Eight tenure letters went out last week at Lake Superior State University, a small public university in Michigan. Three were denials, and of those three, at least two cited declining enrollment as the sole reason the recipient would not be recommended for tenure.
“Enrollment at Lake Superior State University has declined for the last several years, leading to a reduced demand for … courses,” reads one such letter sent to Inside Higher Ed by a faculty member who requested not to be named. “We have been able to maintain employment for our faculty due to retirements and moves to part-time status but these alone have not been, and will not be, sufficient. Given the projected decrease of enrollment for the 2016-17 academic year, Lake Superior State University must reduce its staffing.”
These letters, as well as two nonrenewals of probationary faculty, have angered the Lake Superior State University Faculty Association, a union affiliated with the Michigan Education Association. Members of the union's executive committee, who asked not to be identified by name, said the university never warned these faculty members that the university’s enrollment would become a consideration in future decisions about tenure. The faculty association's agreement with the university says in the section about tenure that recommendations are to be based on only two factors: the applicant's collegiality and a review of the candidate's tenure application.
“Faculty who were hired into these tenure-track positions have not reported any notification at time of hire that financial concerns may interfere with the tenure review process,” committee members wrote in an email to Inside Higher Ed. “All of these faculty have consistently received positive evaluations indicating satisfactory job performance and had received positive recommendation by their deans, schools and university review committee.”
“There have been concerns over the financial condition of the university for the past several years as well as declining student enrollment,” the email said. “This may be a concerted effort to avoid presentation of exigencies.”

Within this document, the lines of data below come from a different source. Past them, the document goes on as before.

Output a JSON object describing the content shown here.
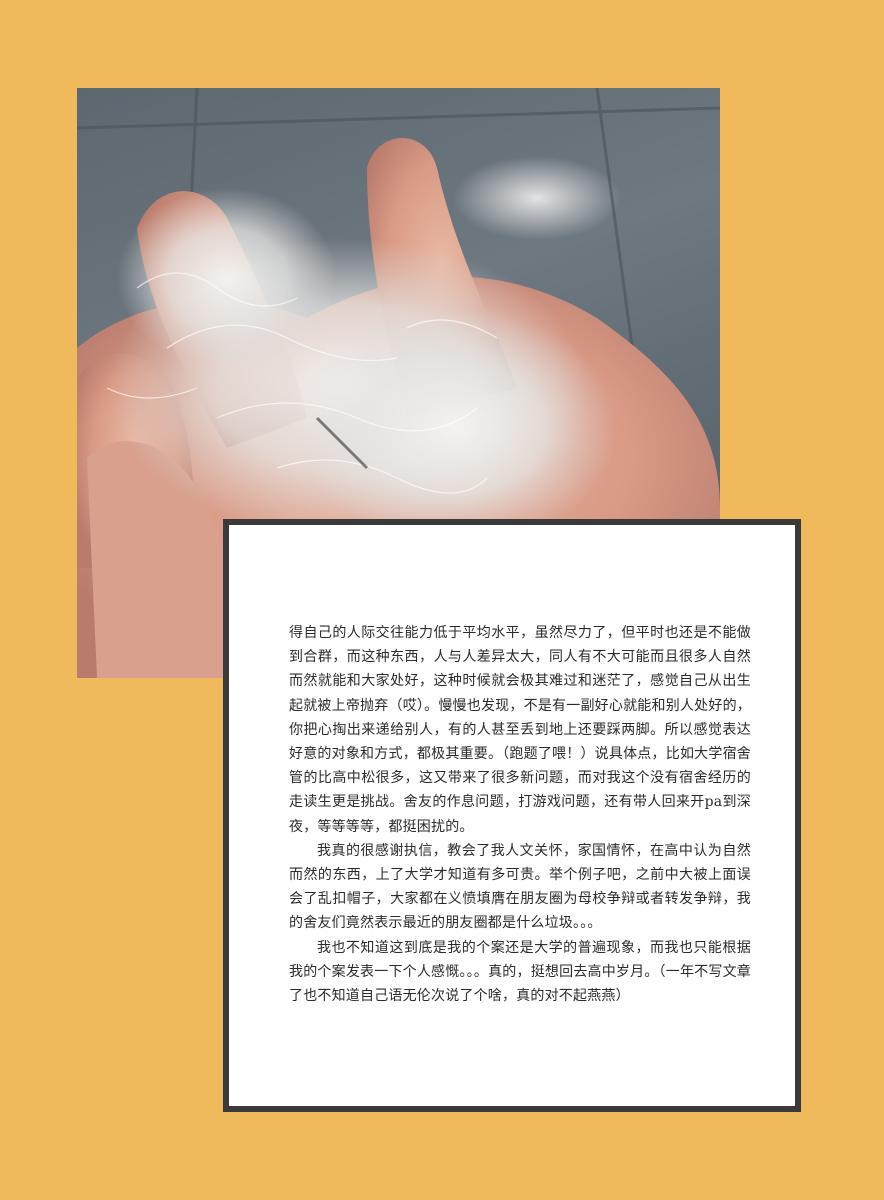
{
  "photo": {
    "description_icon": "hand-holding-down-feathers-icon"
  },
  "article": {
    "paragraphs": [
      "得自己的人际交往能力低于平均水平，虽然尽力了，但平时也还是不能做到合群，而这种东西，人与人差异太大，同人有不大可能而且很多人自然而然就能和大家处好，这种时候就会极其难过和迷茫了，感觉自己从出生起就被上帝抛弃（哎）。慢慢也发现，不是有一副好心就能和别人处好的，你把心掏出来递给别人，有的人甚至丢到地上还要踩两脚。所以感觉表达好意的对象和方式，都极其重要。（跑题了喂！）说具体点，比如大学宿舍管的比高中松很多，这又带来了很多新问题，而对我这个没有宿舍经历的走读生更是挑战。舍友的作息问题，打游戏问题，还有带人回来开pa到深夜，等等等等，都挺困扰的。",
      "我真的很感谢执信，教会了我人文关怀，家国情怀，在高中认为自然而然的东西，上了大学才知道有多可贵。举个例子吧，之前中大被上面误会了乱扣帽子，大家都在义愤填膺在朋友圈为母校争辩或者转发争辩，我的舍友们竟然表示最近的朋友圈都是什么垃圾。。。",
      "我也不知道这到底是我的个案还是大学的普遍现象，而我也只能根据我的个案发表一下个人感慨。。。真的，挺想回去高中岁月。（一年不写文章了也不知道自己语无伦次说了个啥，真的对不起燕燕）"
    ]
  }
}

Enrollment at Lake Superior State has been declining. In early December, the financial ratings agency Standard and Poor’s revised its outlook for the university’s bond rating from “stable” to “negative,” according to the local Sault Ste. Marie Evening News. S&P noted in that decision that the university’s enrollment had declined by 20 percent since 2010 and was down again last year after a slight uptick in 2014.
A university spokesman said, however, that hasn’t been a secret.
“We haven’t been hiding any financial concerns,” said Thomas Pink, director of public relations. “We have had five years of declining enrollment and our employee base has stayed basically the same. We have an obligation to look at that.”
So, Pink said, there is nothing abnormal about that reality playing a part in tenure decisions. “Merit and financial considerations are both taken into account for tenure,” he said. And, as far as the possibility of contract violations raised by the faculty union goes, “whatever the contract outlines, that’s what they would follow.”
Hans-Joerg Tiede, a senior program officer for the American Association of University Professors, said it’s not unheard of for enrollment or finances to play a role in tenure consideration, but universities should make it clear to new hires that that may be the case.
“It is something that does happen,” Tiede said, though he cautioned that he was not familiar with the situation at Lake Superior State University. But, speaking generally, he said AAUP’s concern would be that new faculty members understand up front that what Tiede called “institutional need” could play a role in future tenure or renewal decisions.
“We would expect them to have explained to faculty early in their term at the university that that would be one of the criteria they would be evaluated on,” he said. “But evaluating the specific claims at [Lake Superior State University] would really depend on their specific circumstances.”
The faculty union says it is looking into possible contract violations, and, because two of the faculty association's three probationary faculty members received nonrenewal notices, the Michigan Education Association is investigating "legal action related to retaliation."